What Factors Cause a Water Container to Tip Over When Accelerated?

[kbannister]

Homework Statement

A weightless cylindrical tank of diameter D and height H rests on a nonslip surface on a flatcar going around a circular track of radius R. The tank contains water to depth h with a free surface, and we assume h < H such that water won't slop over the tank's edge. The flatcar's speed is gradually increased to V. Two possibilities exist: 1. Only part of the water occupies the "ungula" (the heel-shaped volume under the sloping free surface, and 2. All the water ends up in the Ungula, exposing some of the tank's floor. At what value of V will the tank begin to tip over?

Relevant Equations

Radial acceleration, a = V^2/R;
Angle of free surface, alpha = arctan(a/g), where g = acceleration of gravity

Not clear how to proceed. Does the cylindrical surface of the ungula need to be considered?

 

[haruspex]

Does the cylindrical surface of the ungula need to be considered?

Yes.
What attribute of the water volume do you need to determine in order to decide whether it will tip?

 

[kbannister]

Yes.
What attribute of the water volume do you need to determine in order to decide whether it will tip?

Assume the water has a weight density of gamma.

 

[kbannister]

The question concerns determining the speed, V, around the circular track of radius R. A simpler version of the problem is the situation when the container is accelerated in a straight line at acceleration a.

 

[haruspex]

Assume the water has a weight density of gamma.

No, that's an attribute of the water itself. I asked for an attribute of the volume (shape) the water occupies.

 

[kbannister]

Yes.
What attribute of the water volume do you need to determine in order to decide whether it will tip?

The tank is cylindrical, diameter D, height H, water depth h where h < H so that the water won’t spill over.

 

[DaveC426913]

Will a diagram help? Does it need anything added?

 

[haruspex]

The tank is cylindrical, diameter D, height H, water depth h where h < H so that the water won’t spill over.

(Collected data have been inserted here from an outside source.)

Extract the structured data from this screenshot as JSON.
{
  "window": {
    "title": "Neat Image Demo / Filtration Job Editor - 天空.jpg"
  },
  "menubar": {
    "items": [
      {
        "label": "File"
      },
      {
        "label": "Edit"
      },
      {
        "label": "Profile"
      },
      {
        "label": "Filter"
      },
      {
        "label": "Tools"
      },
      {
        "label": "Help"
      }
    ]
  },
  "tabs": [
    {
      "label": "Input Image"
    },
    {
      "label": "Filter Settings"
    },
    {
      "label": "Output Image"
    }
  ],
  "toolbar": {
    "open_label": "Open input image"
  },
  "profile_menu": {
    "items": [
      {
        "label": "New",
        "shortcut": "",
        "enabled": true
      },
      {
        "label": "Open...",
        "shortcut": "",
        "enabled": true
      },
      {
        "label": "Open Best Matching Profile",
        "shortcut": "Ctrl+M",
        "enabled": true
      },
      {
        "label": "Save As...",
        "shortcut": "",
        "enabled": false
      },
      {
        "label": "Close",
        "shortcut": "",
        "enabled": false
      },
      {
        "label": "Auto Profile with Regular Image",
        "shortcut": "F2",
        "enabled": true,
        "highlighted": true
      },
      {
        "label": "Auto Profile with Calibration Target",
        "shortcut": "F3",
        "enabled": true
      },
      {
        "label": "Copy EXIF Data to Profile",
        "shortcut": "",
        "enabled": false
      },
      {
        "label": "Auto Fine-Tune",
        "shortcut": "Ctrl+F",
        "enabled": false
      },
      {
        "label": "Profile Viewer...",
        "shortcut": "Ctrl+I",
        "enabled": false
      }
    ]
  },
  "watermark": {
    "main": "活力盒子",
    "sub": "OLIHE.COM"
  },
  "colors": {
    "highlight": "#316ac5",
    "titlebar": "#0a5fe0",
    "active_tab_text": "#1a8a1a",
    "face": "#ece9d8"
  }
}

For any object of given weight standing (not slipping) on a horizontal surface and subject to a sideways force of given magnitude, what determines whether it will tip over?

 

[Lnewqban]

A simpler version of the problem is the situation when the container is accelerated in a straight line at acceleration a.

What (and how much of it) would make the container tip over in that simpler version?